Abstract
We present spread parameters for first and second waves of the COVID-19 pandemy for USA states, and third wave for 32 regions (19 countries and 13 states of the USA) detected beginning of August 2020. USA first/second wave spreads increase/decrease with population density, are uncorrelated with temperature and median population age. Pooling all 32 regions, third wave spread is slower than for first wave, similar to second wave, and increases with mean altitude (second wave slopes decrease above 900m). Apparently, viruses adapted in spring (second wave) to high temperatures and infecting the young, and in summer (third) waves for spread at altitudes above 1000m. Third wave slopes are not correlated to temperature, so patterns with elevation presumably indicate resistance to relatively high UV regimes. Environmental trends of the COVID-19 pandemy change at incredible rates, making predictions based on classical epidemiological knowledge particularly uncertain.
Introduction
Spread parameters of daily new confirmed COVID-19 cases estimate viral contagiousness. Previously, it was shown that first wave spread, when comparing different countries, decreases with mean annual temperature (Demongeot et al 2020). The opposite trend with temperature occurs for second wave spread parameters (Seligmann et al 2020).
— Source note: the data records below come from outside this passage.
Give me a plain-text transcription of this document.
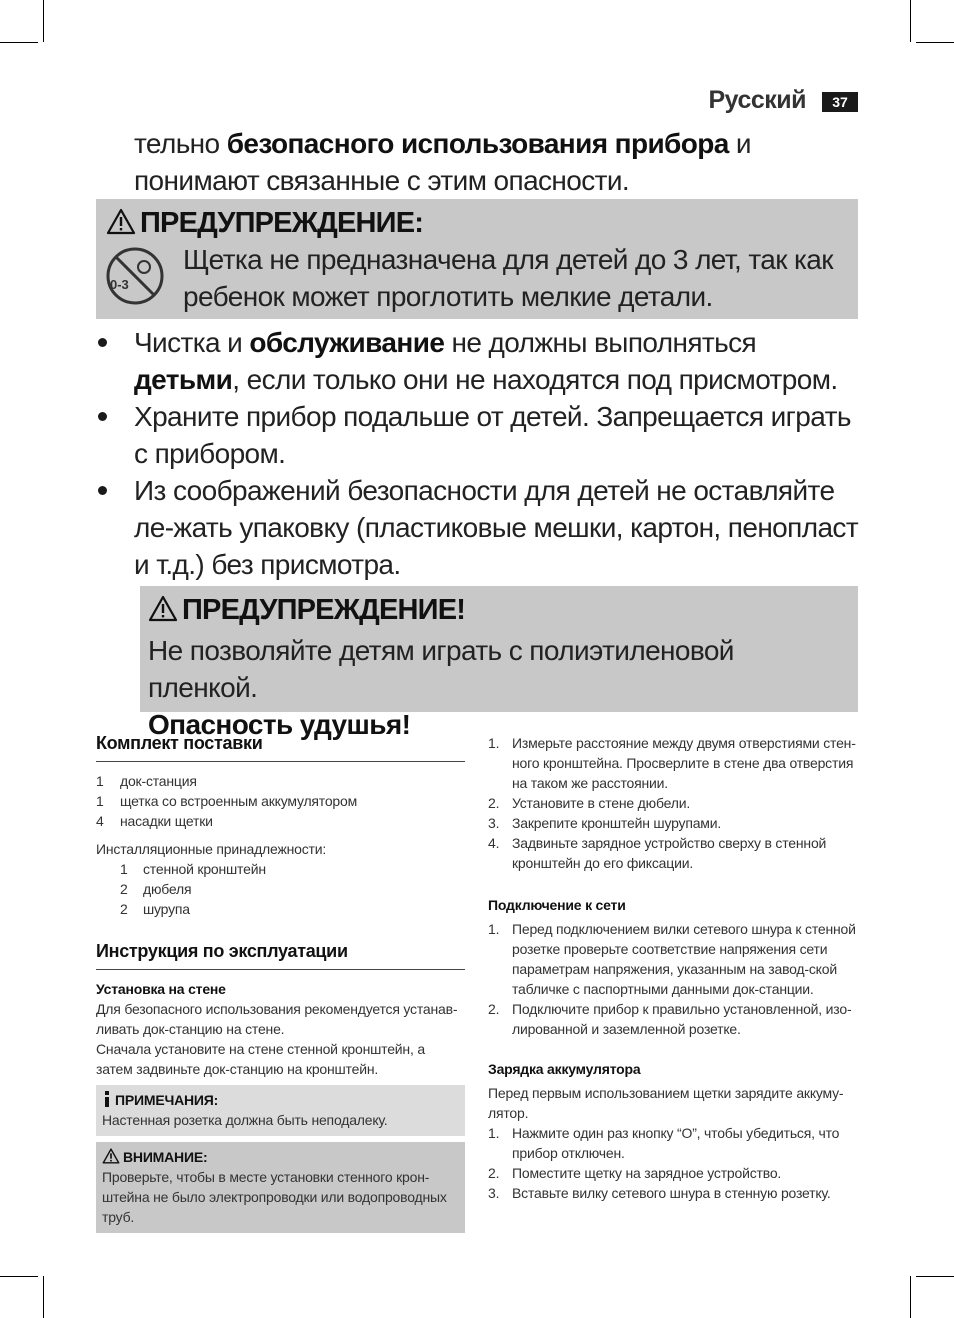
Русский	37
тельно безопасного использования прибора и понимают связанные с этим опасности.
ПРЕДУПРЕЖДЕНИЕ:
0-3
Щетка не предназначена для детей до 3 лет, так как ребенок может проглотить мелкие детали.
Чистка и обслуживание не должны выполняться детьми, если только они не находятся под присмотром.
Храните прибор подальше от детей. Запрещается играть с прибором.
Из соображений безопасности для детей не оставляйте ле-жать упаковку (пластиковые мешки, картон, пенопласт и т.д.) без присмотра.
ПРЕДУПРЕЖДЕНИЕ!
Не позволяйте детям играть с полиэтиленовой пленкой.
Опасность удушья!
Комплект поставки
1 док-станция
1 щетка со встроенным аккумулятором
4 насадки щетки
Инсталляционные принадлежности:
1 стенной кронштейн
2 дюбеля
2 шурупа
Инструкция по эксплуатации
Установка на стене
Для безопасного использования рекомендуется устанав-ливать док-станцию на стене.
Сначала установите на стене стенной кронштейн, а затем задвиньте док-станцию на кронштейн.
ПРИМЕЧАНИЯ:
Настенная розетка должна быть неподалеку.
ВНИМАНИЕ:
Проверьте, чтобы в месте установки стенного крон-штейна не было электропроводки или водопроводных труб.
1. Измерьте расстояние между двумя отверстиями стен-ного кронштейна. Просверлите в стене два отверстия на таком же расстоянии.
2. Установите в стене дюбели.
3. Закрепите кронштейн шурупами.
4. Задвиньте зарядное устройство сверху в стенной кронштейн до его фиксации.
Подключение к сети
1. Перед подключением вилки сетевого шнура к стенной розетке проверьте соответствие напряжения сети параметрам напряжения, указанным на завод-ской табличке с паспортными данными док-станции.
2. Подключите прибор к правильно установленной, изо-лированной и заземленной розетке.
Зарядка аккумулятора
Перед первым использованием щетки зарядите аккуму-лятор.
1. Нажмите один раз кнопку “O”, чтобы убедиться, что прибор отключен.
2. Поместите щетку на зарядное устройство.
3. Вставьте вилку сетевого шнура в стенную розетку.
This is in line with observations on variation in spread across different regions of Italy, in March 2020 (first wave period, negative correlation with temperature) and in May 2020 (second wave period, positive correlation with temperature) (Malki et al 2020).
First and second wave spreads differ also in terms of other factors: first/second wave spread increases/decreases with median population age, and decreases/increases later their respective onset dates. First and second waves also differ because we detected no associations between second wave slopes and mean country elevation, while first wave slopes increase with elevation up to 900m, and decrease beyond that approximate altitude (Seligmann et al 2020).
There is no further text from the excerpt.